Just a bit of recommended 'crisis' reading. This is one of the better things I have read about the financial crisis. It's a nicely-written and clearly argued case against the efficient markets hypothesis (EMH) and the argument that left to their own financial markets will tend towards equilibrium. In fact a large part of the author's motivation for writing the book seems to be to drive a stake through the heart of the efficient markets hypothesis, which he sees as fundamentally wrong (no argument here!).
As such the book is broadly pro-Keynes, and very pro-Minsky. It takes as a given Minsky's view that markets are inherently unstable and will inevitably swing between ..er.. boom and bust, and that the busts can be very bad indeed if no action is taken. The suggestion is that Minksy's financial instability hypothesis should replace the EMH has our bedrock understanding of how financial markets work.
Notably this leads him query what central banks are trying to do. He is particularly scathing of Fed, which he suggests tries to combine a belief in the EMH with intervention, when logically they should preclude each other. He argues central banks should refocus their attention on credit expansion and asset price bubbles, rather than consumer price inflation.
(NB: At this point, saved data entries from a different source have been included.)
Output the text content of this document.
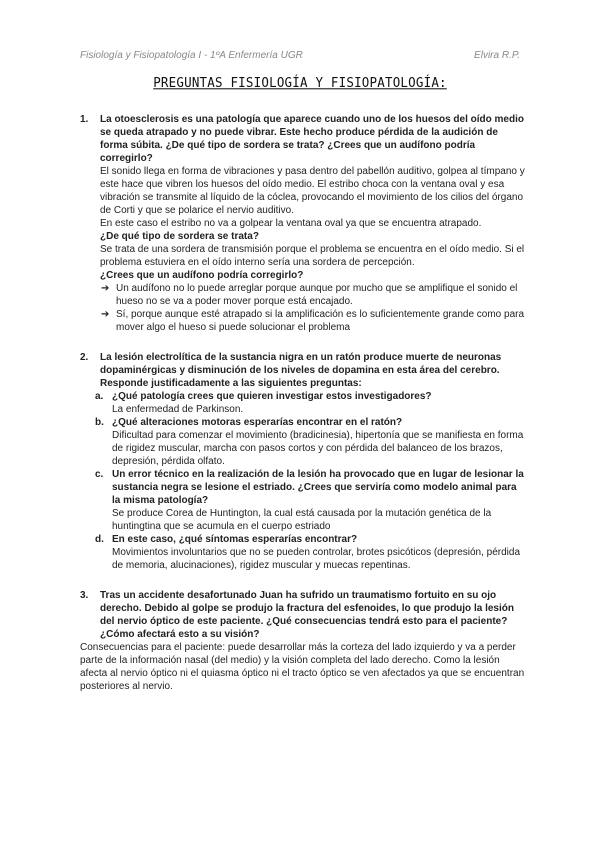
Fisiología y Fisiopatología I - 1ºA Enfermería UGR	Elvira R.P.
PREGUNTAS FISIOLOGÍA Y FISIOPATOLOGÍA:
1. La otoesclerosis es una patología que aparece cuando uno de los huesos del oído medio se queda atrapado y no puede vibrar. Este hecho produce pérdida de la audición de forma súbita. ¿De qué tipo de sordera se trata? ¿Crees que un audífono podría corregirlo?
El sonido llega en forma de vibraciones y pasa dentro del pabellón auditivo, golpea al tímpano y este hace que vibren los huesos del oído medio. El estribo choca con la ventana oval y esa vibración se transmite al líquido de la cóclea, provocando el movimiento de los cilios del órgano de Corti y que se polarice el nervio auditivo.
En este caso el estribo no va a golpear la ventana oval ya que se encuentra atrapado.
¿De qué tipo de sordera se trata?
Se trata de una sordera de transmisión porque el problema se encuentra en el oído medio. Si el problema estuviera en el oído interno sería una sordera de percepción.
¿Crees que un audífono podría corregirlo?
➔ Un audífono no lo puede arreglar porque aunque por mucho que se amplifique el sonido el hueso no se va a poder mover porque está encajado.
➔ Sí, porque aunque esté atrapado si la amplificación es lo suficientemente grande como para mover algo el hueso si puede solucionar el problema
2. La lesión electrolítica de la sustancia nigra en un ratón produce muerte de neuronas dopaminérgicas y disminución de los niveles de dopamina en esta área del cerebro. Responde justificadamente a las siguientes preguntas:
a. ¿Qué patología crees que quieren investigar estos investigadores?
La enfermedad de Parkinson.
b. ¿Qué alteraciones motoras esperarías encontrar en el ratón?
Dificultad para comenzar el movimiento (bradicinesia), hipertonía que se manifiesta en forma de rigidez muscular, marcha con pasos cortos y con pérdida del balanceo de los brazos, depresión, pérdida olfato.
c. Un error técnico en la realización de la lesión ha provocado que en lugar de lesionar la sustancia negra se lesione el estriado. ¿Crees que serviría como modelo animal para la misma patología?
Se produce Corea de Huntington, la cual está causada por la mutación genética de la huntingtina que se acumula en el cuerpo estriado
d. En este caso, ¿qué síntomas esperarías encontrar?
Movimientos involuntarios que no se pueden controlar, brotes psicóticos (depresión, pérdida de memoria, alucinaciones), rigidez muscular y muecas repentinas.
3. Tras un accidente desafortunado Juan ha sufrido un traumatismo fortuito en su ojo derecho. Debido al golpe se produjo la fractura del esfenoides, lo que produjo la lesión del nervio óptico de este paciente. ¿Qué consecuencias tendrá esto para el paciente? ¿Cómo afectará esto a su visión?
Consecuencias para el paciente: puede desarrollar más la corteza del lado izquierdo y va a perder parte de la información nasal (del medio) y la visión completa del lado derecho. Como la lesión afecta al nervio óptico ni el quiasma óptico ni el tracto óptico se ven afectados ya que se encuentran posteriores al nervio.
Notably he therefore believes that bubbles both exist (this might seem obvious, but it's actually an important point) and that central banks can do something about them, though in practice it's credit creation that he thinks should be monitored.
That's the headline argument, but there are lots of nicely structured points building up to it along the way. There's a great section on why even 'fundamental' company analysis on its own can fail to spot the distorting effects of bubbles.
Anyway, definely worth a read, and given that it's both very clearly-written and one of these double-spaced books you can get through it in no time.
2 comments:
Share your high opinion of this book - particularly its insistence that theory haas to correspond to the real world, because the real world does not bother to correspond to theory. That is, the efficient markets hypothesis, with its conclusion that capital markets are inherently slf-correting and stable, has repeatedly been refuted by facts but the theologians, as opposed to scientists, in the economics profession keep recyling it. Also very good is George Cooper's drawing attention to Irving Fisher who has been unduly neglected compared to Keynes and even Minsky.
Incidentally sorry for the ignorance but Socialist Economic Bulletin has only just discovered the Capital and Labour site and has added it its list of recommended sites. Hope your readers may also be interested in SEB as there is considerable overlap in topics.
Hi
thanks for link - will reciprocate and read your blog with interest.